NIA (Amendment) Bill 2019
Following a heated debate in the Lok Sabha, the landmark NIA (Amendment) Bill 2019 was passed. While the Bill seeks to take tougher action against terrorism, the Opposition alleges that it will make India a police state.
What are the new changes in this bill?
- The NIA can now investigate and prosecute. Under the existing 2008 Act, the NIA can investigate offenses under Acts such as the Atomic Energy Act, 1962, and the Unlawful Activities Prevention Act, 1967. After this bill, NIA will be able to investigate offenses related to human trafficking, counterfeit currency, manufacture or sale of prohibited arms, cyber-terrorism, and offenses under the Explosive Substances Act, 1908.

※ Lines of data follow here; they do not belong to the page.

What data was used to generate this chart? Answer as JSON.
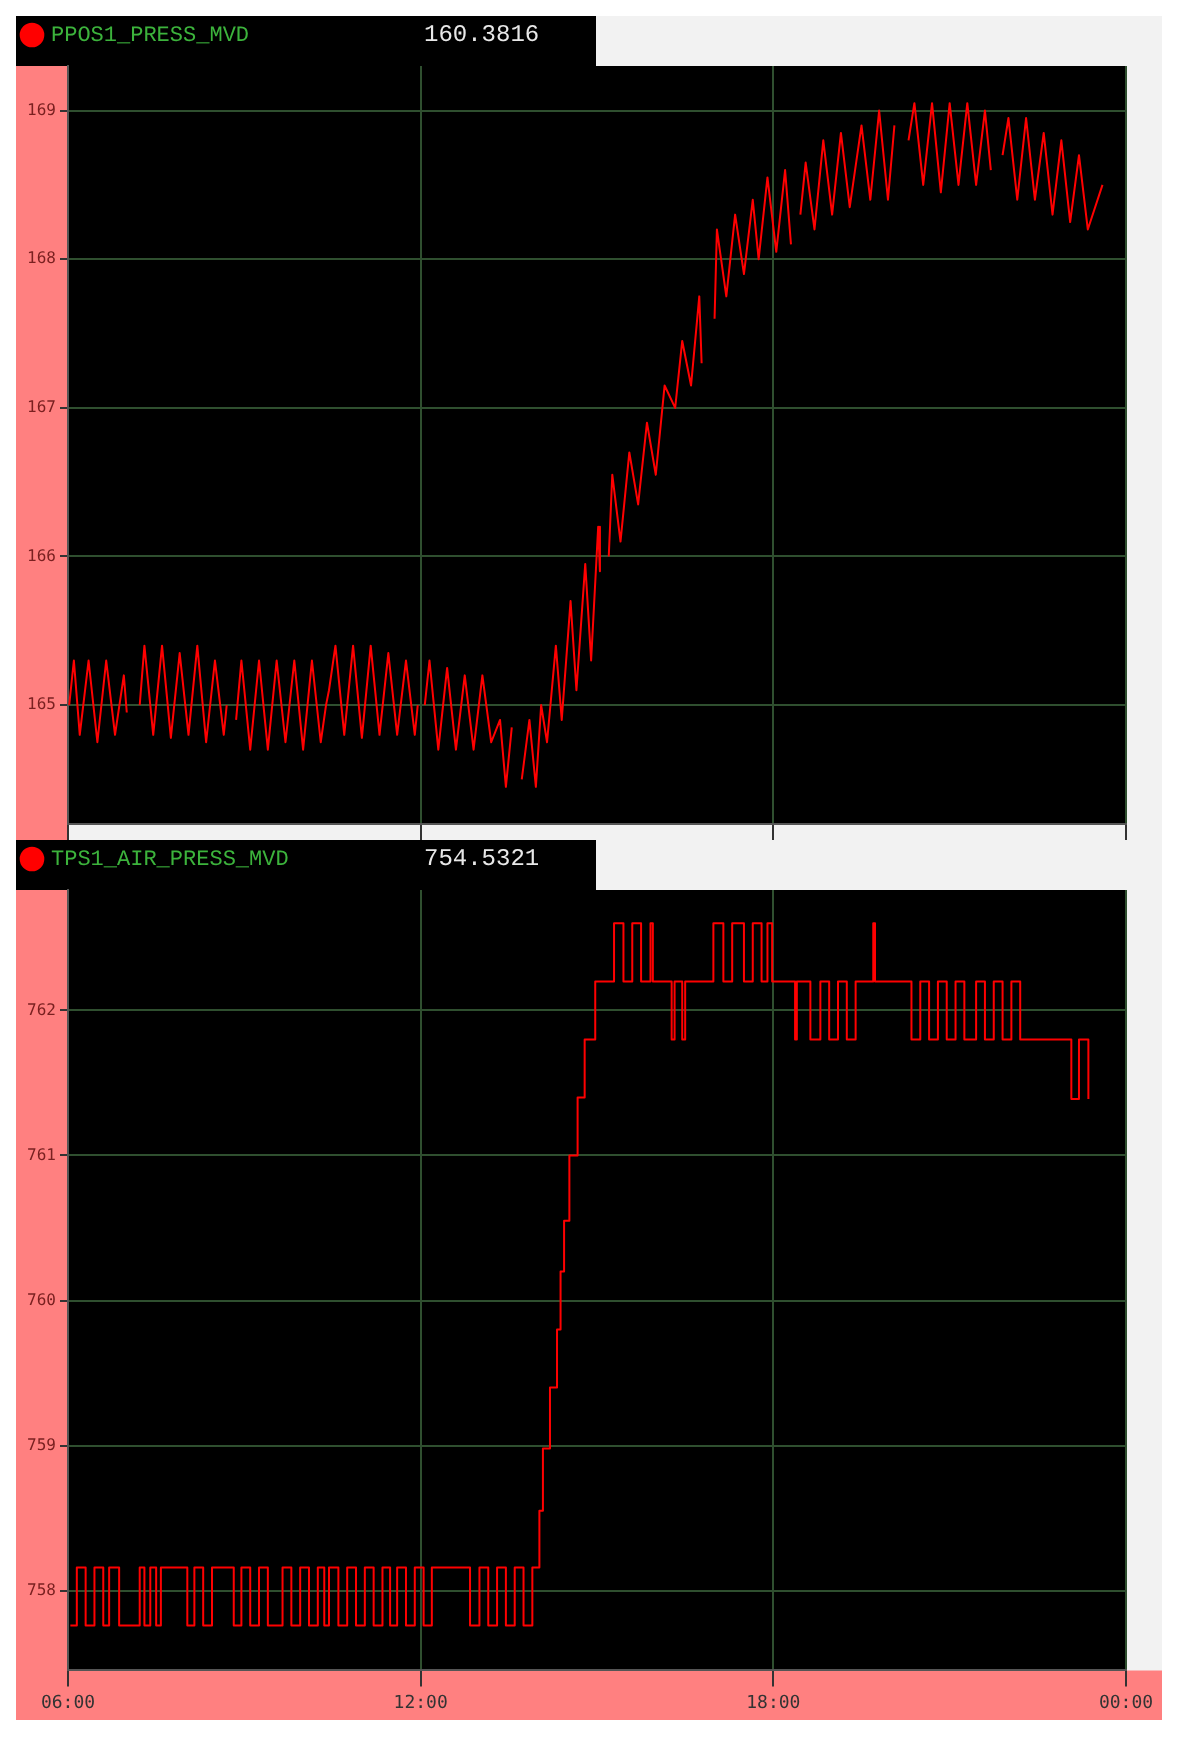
{
  "chart_data": [
    {
      "type": "line",
      "legend": "top left",
      "annotations": [
        "160.3816"
      ],
      "grid": true,
      "tick_labels": "y",
      "xlim": [
        6,
        24
      ],
      "xticks": [
        {
          "value": 6,
          "label": null
        },
        {
          "value": 12,
          "label": null
        },
        {
          "value": 18,
          "label": null
        },
        {
          "value": 24,
          "label": null
        }
      ],
      "ylim": [
        164.2,
        169.3
      ],
      "yticks": [
        165,
        166,
        167,
        168,
        169
      ],
      "x": [
        6.02,
        6.1,
        6.2,
        6.35,
        6.5,
        6.65,
        6.8,
        6.95,
        7.0,
        7.1,
        7.22,
        7.3,
        7.45,
        7.6,
        7.75,
        7.9,
        8.05,
        8.2,
        8.35,
        8.5,
        8.65,
        8.7,
        8.78,
        8.86,
        8.95,
        9.1,
        9.25,
        9.4,
        9.55,
        9.7,
        9.85,
        10.0,
        10.15,
        10.3,
        10.39,
        10.44,
        10.55,
        10.7,
        10.85,
        11.0,
        11.15,
        11.3,
        11.45,
        11.6,
        11.75,
        11.9,
        11.95,
        12.0,
        12.07,
        12.15,
        12.3,
        12.45,
        12.6,
        12.75,
        12.9,
        13.05,
        13.2,
        13.35,
        13.45,
        13.55,
        13.65,
        13.72,
        13.85,
        13.96,
        14.05,
        14.15,
        14.3,
        14.4,
        14.55,
        14.65,
        14.8,
        14.9,
        15.02,
        15.05,
        15.12,
        15.2,
        15.26,
        15.4,
        15.55,
        15.7,
        15.85,
        16.0,
        16.15,
        16.33,
        16.45,
        16.6,
        16.74,
        16.78,
        16.9,
        17.0,
        17.04,
        17.2,
        17.35,
        17.5,
        17.65,
        17.75,
        17.9,
        18.05,
        18.2,
        18.3,
        18.38,
        18.46,
        18.55,
        18.7,
        18.85,
        19.0,
        19.15,
        19.3,
        19.5,
        19.65,
        19.8,
        19.95,
        20.06,
        20.18,
        20.3,
        20.4,
        20.55,
        20.7,
        20.85,
        21.0,
        21.15,
        21.3,
        21.45,
        21.6,
        21.7,
        21.8,
        21.9,
        22.0,
        22.15,
        22.3,
        22.45,
        22.6,
        22.75,
        22.9,
        23.05,
        23.2,
        23.35,
        23.6
      ],
      "series": [
        {
          "name": "PPOS1_PRESS_MVD",
          "color": "#ff0000",
          "values": [
            165.0,
            165.3,
            164.8,
            165.3,
            164.75,
            165.3,
            164.8,
            165.2,
            164.95,
            null,
            165.0,
            165.4,
            164.8,
            165.4,
            164.78,
            165.35,
            164.8,
            165.4,
            164.75,
            165.3,
            164.8,
            165.0,
            null,
            164.9,
            165.3,
            164.7,
            165.3,
            164.7,
            165.3,
            164.75,
            165.3,
            164.7,
            165.3,
            164.75,
            165.0,
            165.1,
            165.4,
            164.8,
            165.4,
            164.78,
            165.4,
            164.8,
            165.35,
            164.8,
            165.3,
            164.8,
            165.0,
            null,
            165.0,
            165.3,
            164.7,
            165.25,
            164.7,
            165.2,
            164.7,
            165.2,
            164.75,
            164.9,
            164.45,
            164.85,
            null,
            164.5,
            164.9,
            164.45,
            165.0,
            164.75,
            165.4,
            164.9,
            165.7,
            165.1,
            165.95,
            165.3,
            166.2,
            165.9,
            null,
            166.0,
            166.55,
            166.1,
            166.7,
            166.35,
            166.9,
            166.55,
            167.15,
            167.0,
            167.45,
            167.15,
            167.75,
            167.3,
            null,
            167.6,
            168.2,
            167.75,
            168.3,
            167.9,
            168.4,
            168.0,
            168.55,
            168.05,
            168.6,
            168.1,
            null,
            168.3,
            168.65,
            168.2,
            168.8,
            168.3,
            168.85,
            168.35,
            168.9,
            168.4,
            169.0,
            168.4,
            168.9,
            null,
            168.8,
            169.05,
            168.5,
            169.05,
            168.45,
            169.05,
            168.5,
            169.05,
            168.5,
            169.0,
            168.6,
            null,
            168.7,
            168.95,
            168.4,
            168.95,
            168.4,
            168.85,
            168.3,
            168.8,
            168.25,
            168.7,
            168.2,
            168.5
          ]
        }
      ]
    },
    {
      "type": "step",
      "legend": "top left",
      "annotations": [
        "754.5321"
      ],
      "grid": true,
      "xlim": [
        6,
        24
      ],
      "xticks": [
        {
          "value": 6,
          "label": "06:00"
        },
        {
          "value": 12,
          "label": "12:00"
        },
        {
          "value": 18,
          "label": "18:00"
        },
        {
          "value": 24,
          "label": "00:00"
        }
      ],
      "ylim": [
        757.45,
        762.83
      ],
      "yticks": [
        758,
        759,
        760,
        761,
        762
      ],
      "x": [
        6.04,
        6.15,
        6.3,
        6.45,
        6.6,
        6.7,
        6.87,
        7.22,
        7.3,
        7.4,
        7.5,
        7.58,
        8.03,
        8.15,
        8.3,
        8.45,
        8.82,
        8.95,
        9.1,
        9.25,
        9.4,
        9.65,
        9.8,
        9.95,
        10.1,
        10.25,
        10.36,
        10.44,
        10.6,
        10.75,
        10.9,
        11.05,
        11.2,
        11.35,
        11.48,
        11.6,
        11.75,
        11.9,
        12.05,
        12.19,
        12.84,
        13.0,
        13.15,
        13.3,
        13.45,
        13.6,
        13.75,
        13.9,
        14.02,
        14.08,
        14.2,
        14.32,
        14.38,
        14.44,
        14.53,
        14.67,
        14.79,
        14.97,
        15.29,
        15.45,
        15.6,
        15.75,
        15.91,
        15.95,
        16.27,
        16.32,
        16.45,
        16.5,
        16.98,
        17.15,
        17.3,
        17.5,
        17.65,
        17.8,
        17.9,
        17.98,
        18.37,
        18.4,
        18.63,
        18.8,
        18.95,
        19.1,
        19.25,
        19.4,
        19.7,
        19.73,
        20.35,
        20.5,
        20.65,
        20.8,
        20.95,
        21.1,
        21.25,
        21.45,
        21.6,
        21.75,
        21.9,
        22.05,
        22.2,
        23.07,
        23.2,
        23.36
      ],
      "series": [
        {
          "name": "TPS1_AIR_PRESS_MVD",
          "color": "#ff0000",
          "values": [
            757.76,
            758.16,
            757.76,
            758.16,
            757.76,
            758.16,
            757.76,
            758.16,
            757.76,
            758.16,
            757.76,
            758.16,
            757.76,
            758.16,
            757.76,
            758.16,
            757.76,
            758.16,
            757.76,
            758.16,
            757.76,
            758.16,
            757.76,
            758.16,
            757.76,
            758.16,
            757.76,
            758.16,
            757.76,
            758.16,
            757.76,
            758.16,
            757.76,
            758.16,
            757.76,
            758.16,
            757.76,
            758.16,
            757.76,
            758.16,
            757.76,
            758.16,
            757.76,
            758.16,
            757.76,
            758.16,
            757.76,
            758.16,
            758.55,
            758.98,
            759.4,
            759.8,
            760.2,
            760.55,
            761.0,
            761.4,
            761.8,
            762.2,
            762.6,
            762.2,
            762.6,
            762.2,
            762.6,
            762.2,
            761.8,
            762.2,
            761.8,
            762.2,
            762.6,
            762.2,
            762.6,
            762.2,
            762.6,
            762.2,
            762.6,
            762.2,
            761.8,
            762.2,
            761.8,
            762.2,
            761.8,
            762.2,
            761.8,
            762.2,
            762.6,
            762.2,
            761.8,
            762.2,
            761.8,
            762.2,
            761.8,
            762.2,
            761.8,
            762.2,
            761.8,
            762.2,
            761.8,
            762.2,
            761.8,
            761.39,
            761.8,
            761.39
          ]
        }
      ]
    }
  ]
}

- Under the existing Act, for all the offenses under its purview, NIA officers will have the same power as existing law enforcement agencies and these extend across the country. With the new amendment, NIA will be able to investigate offenses outside India provided we have existing treaties with them.
- The third change relates to the power of special trials courts to try offenses that come under NIA s purview (scheduled offenses). The existing Act had allowed the Centre to constitute special courts for NIA s trials but with the new Bill, the Central government will be able to designate sessions courts as special courts for such trials.
History of NIA
Following the 26/11 attacks that took several lives, the Indian Government set up the NIA to investigate and prosecute active cases of terrorism.